Pese a que duraron más de cuatro horas en llegar al corazón de la ciudad florense, el viaje de vuelta fue más que placentero, pues ya no se manejaba el estrés del partido.
“Realmente fue un viaje de vuelta soñado, íbamos muy alegres y satisfechos con nosotros. Algunos compañeros celebran más que otros, en lo personal yo siempre acostumbro en la alegría o la tristeza mantener un mismo perfil. Lo disfruté a mi manera”, añade.
Y es que el futbolista fue el baluarte en la zaga rojiamarilla, tanto con el primer técnico Jafet Soto y luego con Odir Jacques.
“Me voy satisfecho porque el día de mañana, cuando mis hijas estén grandes, puedo decir que fui parte de ese título 22 y que jugué todos los partidos y me siento muy bien con eso.
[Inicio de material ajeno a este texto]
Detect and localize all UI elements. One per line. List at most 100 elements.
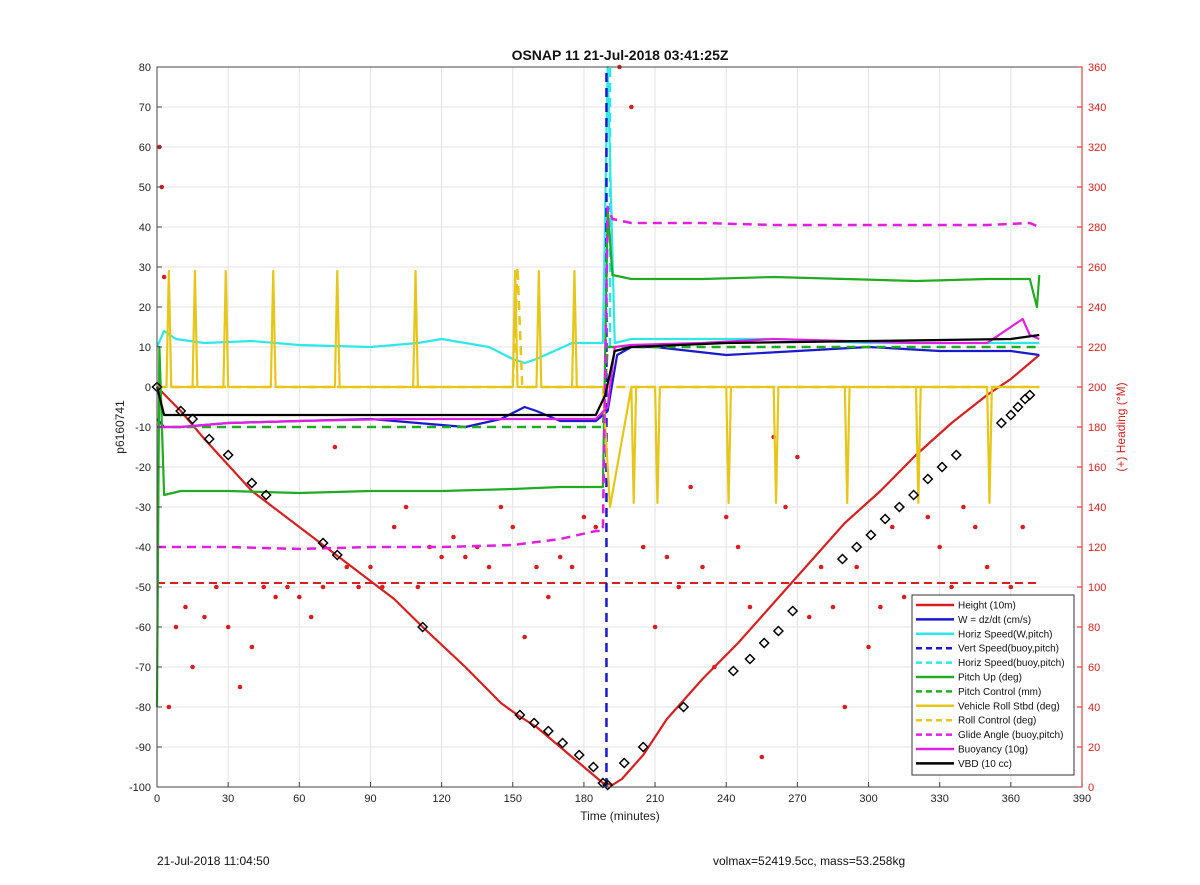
- heading-point: [652, 624, 658, 630]
- heading-point: [486, 564, 492, 570]
- axes: 0 30 60 90 120 150 180 210 240 270 300 330 360 390807…: [129, 62, 1106, 805]
- y2-tick-label: 40: [1088, 702, 1100, 714]
- x-tick-label: 0: [154, 793, 160, 805]
- y2-tick-label: 220: [1088, 342, 1106, 354]
- heading-point: [581, 514, 587, 520]
- y2-tick-label: 120: [1088, 542, 1106, 554]
- height-marker: [836, 553, 849, 565]
- height-marker: [417, 621, 429, 633]
- height-marker: [514, 709, 526, 721]
- x-axis-label: Time (minutes): [580, 809, 660, 823]
- heading-point: [688, 484, 693, 490]
- heading-point: [161, 274, 167, 280]
- y2-tick-label: 0: [1088, 782, 1094, 794]
- heading-point: [972, 524, 978, 530]
- heading-point: [723, 514, 729, 520]
- legend-label: Roll Control (deg): [958, 716, 1036, 727]
- heading-point: [534, 564, 539, 570]
- heading-point: [949, 584, 954, 590]
- y-axis-label: p6160741: [113, 400, 127, 454]
- chart-title: OSNAP 11 21-Jul-2018 03:41:25Z: [512, 47, 729, 63]
- y-tick-label: 80: [139, 62, 151, 74]
- x-tick-label: 360: [1002, 793, 1020, 805]
- height-marker: [936, 461, 948, 473]
- y2-tick-label: 160: [1088, 462, 1106, 474]
- y-tick-label: -70: [135, 662, 151, 674]
- heading-point: [522, 634, 527, 640]
- height-marker: [744, 653, 756, 665]
- heading-point: [261, 584, 267, 590]
- height-marker: [187, 413, 199, 425]
- heading-point: [273, 594, 278, 600]
- y2-tick-label: 240: [1088, 302, 1106, 314]
- legend-box: [911, 594, 1075, 776]
- heading-point: [889, 524, 895, 530]
- y2-tick-label: 60: [1088, 662, 1100, 674]
- height-marker: [222, 449, 234, 461]
- height-marker: [995, 417, 1007, 429]
- y-tick-label: -10: [135, 422, 151, 434]
- heading-point: [664, 554, 670, 560]
- height-marker: [879, 513, 891, 525]
- y-tick-label: -40: [135, 542, 151, 554]
- x-tick-label: 60: [293, 793, 305, 805]
- heading-point: [640, 544, 646, 550]
- heading-point: [356, 584, 361, 590]
- heading-point: [901, 594, 907, 600]
- footer-timestamp: 21-Jul-2018 11:04:50: [157, 854, 270, 868]
- heading-point: [546, 594, 551, 600]
- heading-point: [166, 704, 172, 710]
- x-tick-label: 90: [364, 793, 376, 805]
- heading-point: [1020, 524, 1026, 530]
- heading-point: [747, 604, 753, 610]
- heading-point: [213, 584, 219, 590]
- y-tick-label: -20: [135, 462, 151, 474]
- heading-point: [557, 554, 563, 560]
- height-marker: [175, 405, 187, 417]
- y-tick-label: 10: [139, 342, 151, 354]
- y-tick-label: -80: [135, 702, 151, 714]
- height-marker: [727, 665, 739, 677]
- y-tick-label: 0: [145, 382, 151, 394]
- heading-point: [925, 514, 931, 520]
- y-tick-label: -50: [135, 582, 151, 594]
- heading-point: [308, 614, 314, 620]
- height-marker: [758, 637, 770, 649]
- height-marker: [602, 779, 614, 791]
- heading-point: [297, 594, 302, 600]
- heading-point: [344, 564, 350, 570]
- heading-point: [866, 644, 871, 650]
- x-tick-label: 390: [1073, 793, 1091, 805]
- height-marker: [1024, 389, 1036, 401]
- legend-label: Pitch Up (deg): [958, 673, 1022, 684]
- y-tick-label: 50: [139, 182, 151, 194]
- heading-point: [285, 584, 290, 590]
- legend-label: Vehicle Roll Stbd (deg): [958, 701, 1060, 712]
- height-marker: [573, 749, 585, 761]
- height-marker: [1019, 393, 1031, 405]
- y2-tick-label: 20: [1088, 742, 1100, 754]
- y2-tick-label: 100: [1088, 582, 1106, 594]
- heading-point: [783, 504, 788, 510]
- heading-point: [391, 524, 397, 530]
- heading-point: [984, 564, 990, 570]
- height-marker: [587, 761, 599, 773]
- height-marker: [787, 605, 799, 617]
- heading-point: [463, 554, 468, 560]
- heading-point: [937, 544, 942, 550]
- y-tick-label: 20: [139, 302, 151, 314]
- height-marker: [677, 701, 690, 713]
- y-tick-label: 40: [139, 222, 151, 234]
- legend-label: Buoyancy (10g): [958, 745, 1028, 756]
- heading-point: [249, 644, 255, 650]
- x-tick-label: 30: [222, 793, 234, 805]
- legend-label: VBD (10 cc): [958, 759, 1012, 770]
- height-marker: [203, 433, 215, 445]
- series-layer: [151, 64, 1041, 791]
- height-marker: [528, 717, 540, 729]
- y2-tick-label: 260: [1088, 262, 1106, 274]
- legend-label: W = dz/dt (cm/s): [958, 615, 1031, 626]
- y2-tick-label: 280: [1088, 222, 1106, 234]
- heading-point: [498, 504, 504, 510]
- series-vbd-10-cc: [155, 333, 1040, 417]
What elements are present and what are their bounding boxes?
Además, fue uno de mis mayores logros y me motiva más a seguir cosechando éxitos con Heredia”, manifestó el jugador, de 30 años.
Por algo cuando Mambo Núñez marcó el gol del triunfo, él confesó que se desconectó y se dejó llevar por la celebración en las gradas.
“Me fui a celebrar con los aficionados, hasta me quité la camisa y casi se la tiré a la afición y todo. Cuando Santos iba a reiniciar el juego yo todavía estaba celebrando con la gente en una esquina y casi ni me di cuenta. Esos dos minutos me marcaron mucho”, añadió.